Though the company retained an overall "satisfactory" rating from the Federal Motor Carrier Safety Administration, it had been targeted for a higher rate of inspections linked to bus maintenance, the agency said.
The driver, Norberto B. Perez, 52, of San Ysidro, suffered major injuries but before going to the hospital told authorities the vehicle had brake problems.
A person involved in the investigation who spoke on condition of anonymity because the probe was ongoing said the bus was moving slowly downhill and was passed by other vehicles, including the Saturn, when it suddenly sped up.
The bus traveled about a mile from the point it struck the Saturn until it came to a stop, California Highway Patrol Officer Leon Lopez said.
At least 17 people remained hospitalized Monday, including at least five in critical condition.
The pickup driver was in extremely serious condition, said Peter Brierty, assistant county fire chief.
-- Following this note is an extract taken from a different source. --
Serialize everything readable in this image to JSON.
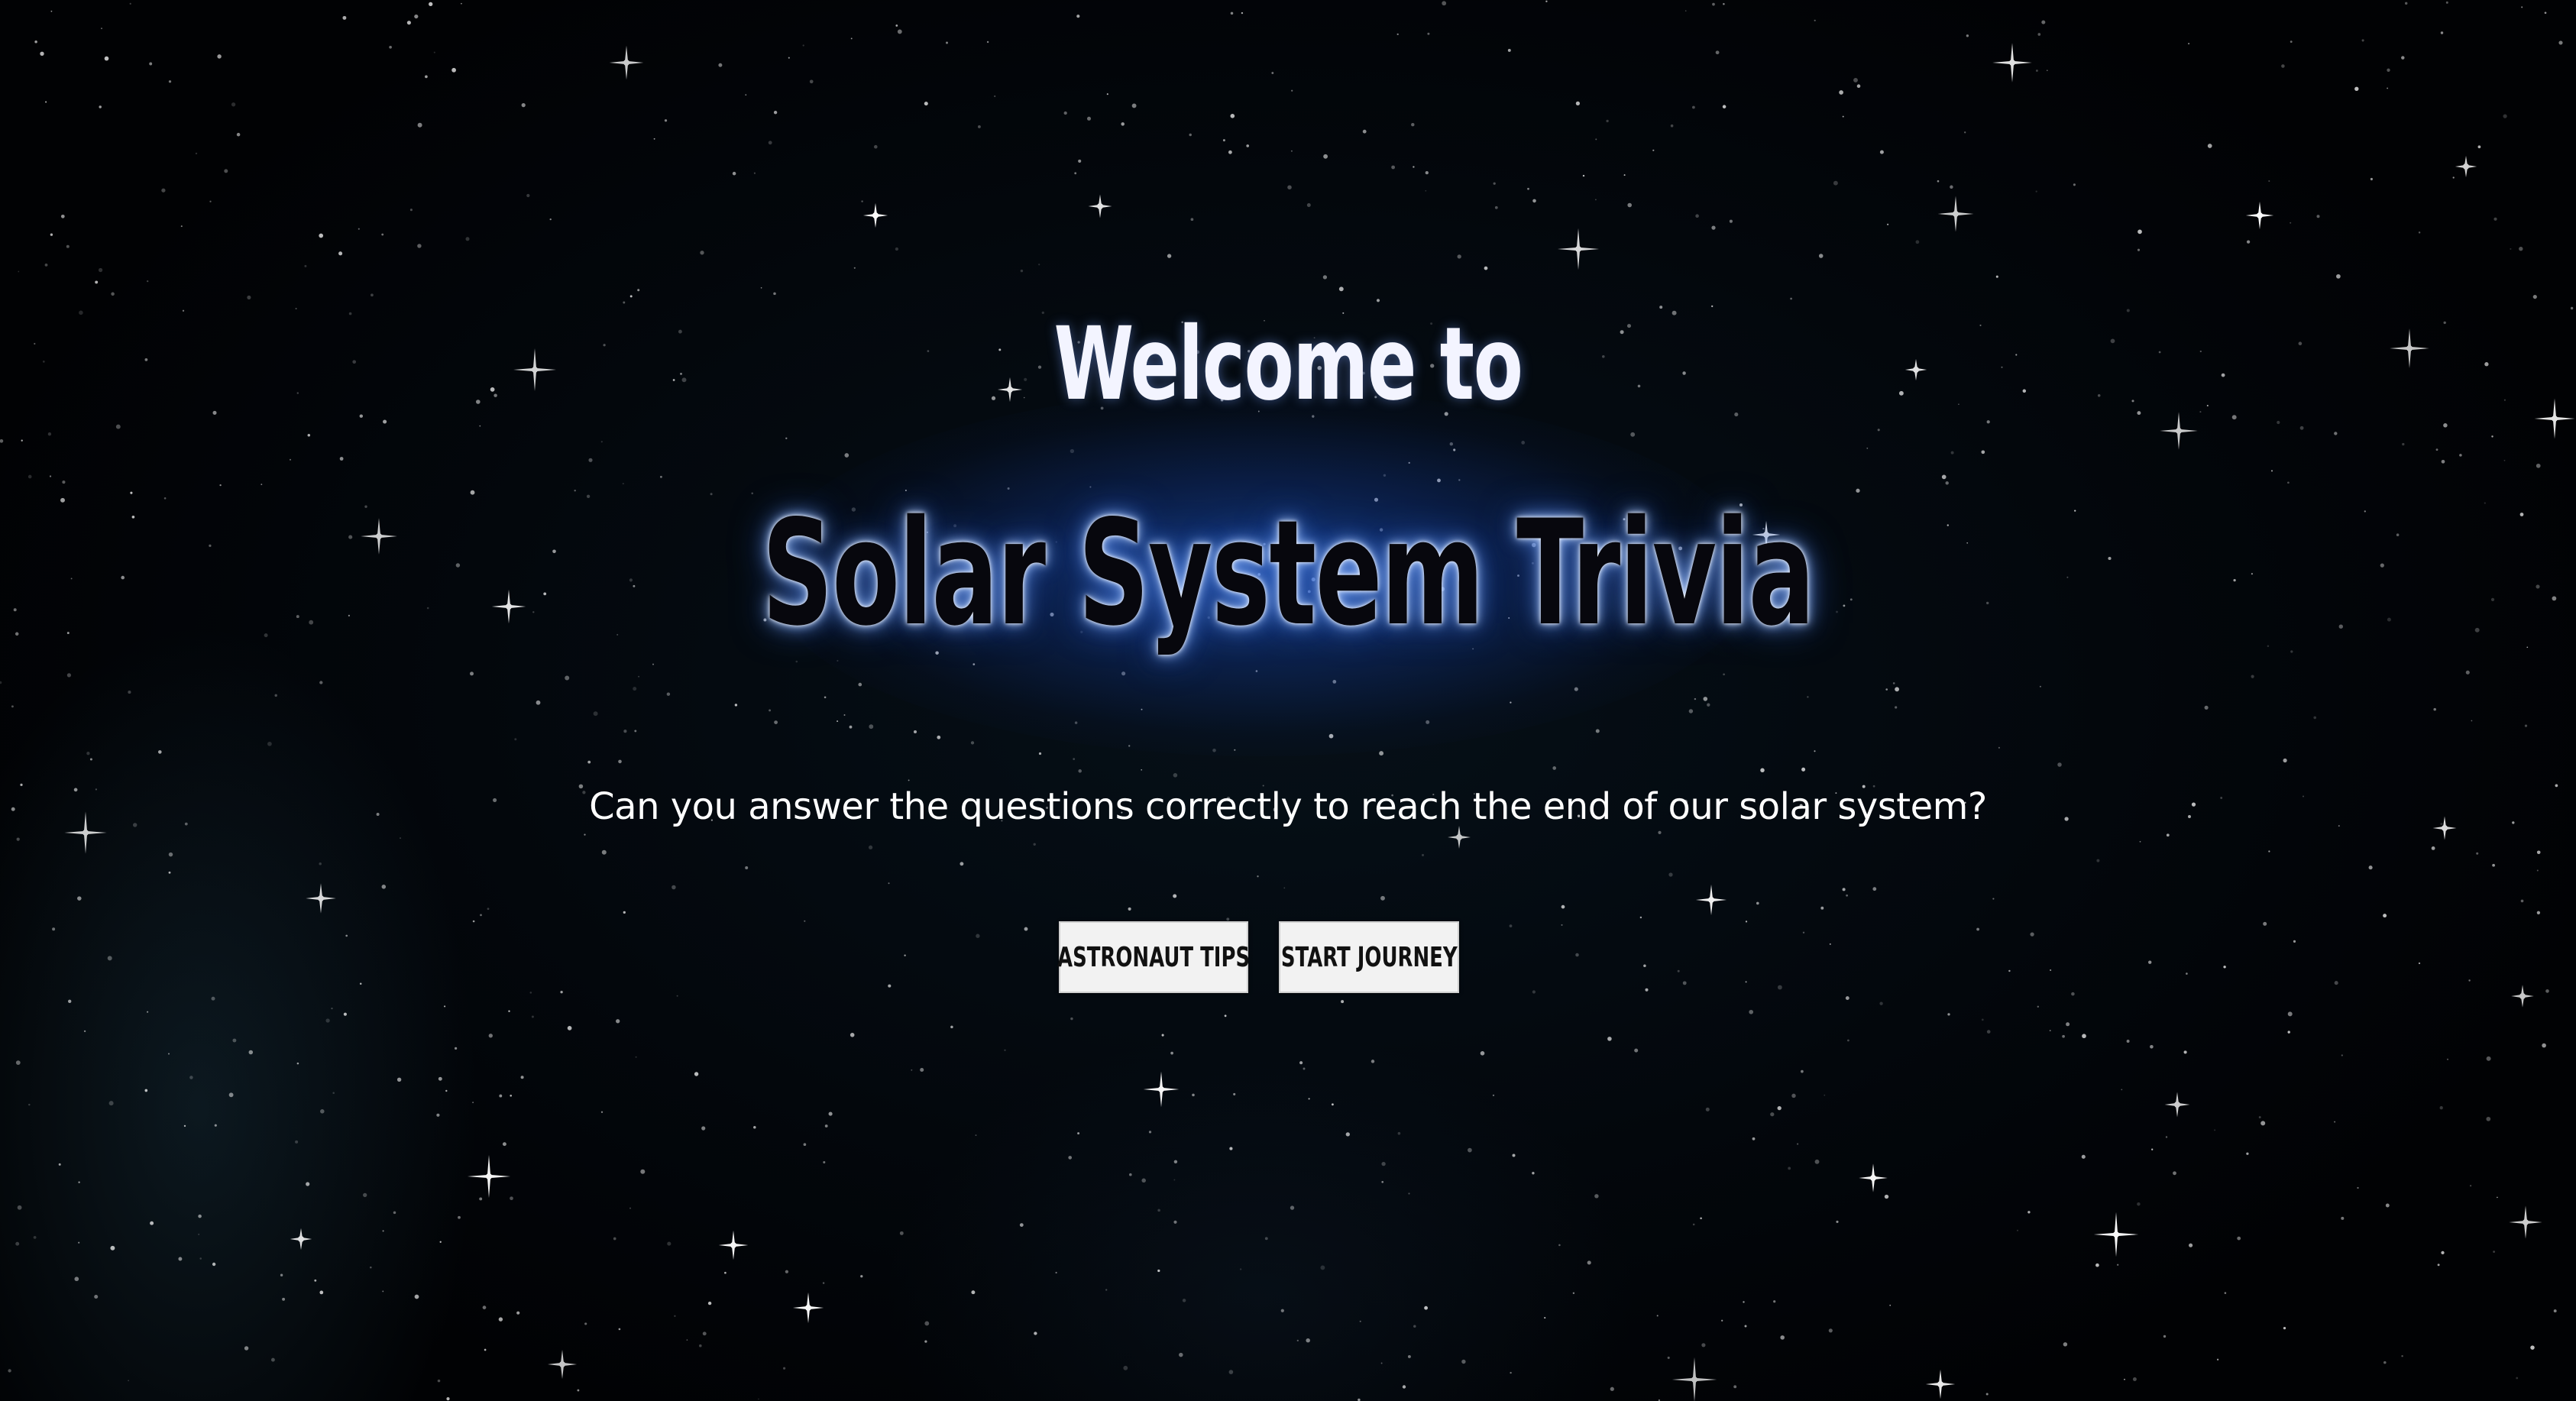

No one answered the door at the Scapadas Magicas office in a sprawling complex that houses more than 1,300 storage lockers and about 30 small offices.
Jordi Garcia, marketing director of Interbus Tours, said his company rented the bus from Scapadas Magicas, which supplied the driver.
Interbus offers near-daily bus tours to the western U.S. from Tijuana. Its office in a Tijuana strip mall displays photographs of some of its destinations, including Hollywood, the Las Vegas Strip and the San Diego Zoo.
Garcia said 38 people were aboard the bus that crashed, including the driver and a tour guide. The bus left Tijuana at 5 a.m. Sunday and planned to return late that night.
He said he spoke briefly with his tour guide, who suffered bruises. She told him she heard a loud pop before the crash.
Maria Salazar's daughter, 28-year-old Diana Maldonado of San Diego, was among those injured. Salazar said her daughter described the terror of the bus flipping and her head smashing through a window as she was propelled out of the vehicle. She lost consciousness and awoke as paramedics tended to her.
Maldonado hurt her back and shoulder but did not break any bones, according to her mother, who said her two other daughters had planned to make the trip but did not.
"I just thank God they did not go," Salazar said in Spanish as she choked back tears.
Associated Press reporters contributing to this report included Julie Watson in San Diego, Raquel Maria Dillon in San Bernardino County and Michael R. Blood, Andrew Dalton and Bob Jablon in Los Angeles. Flaccus reported from Loma Linda, Calif.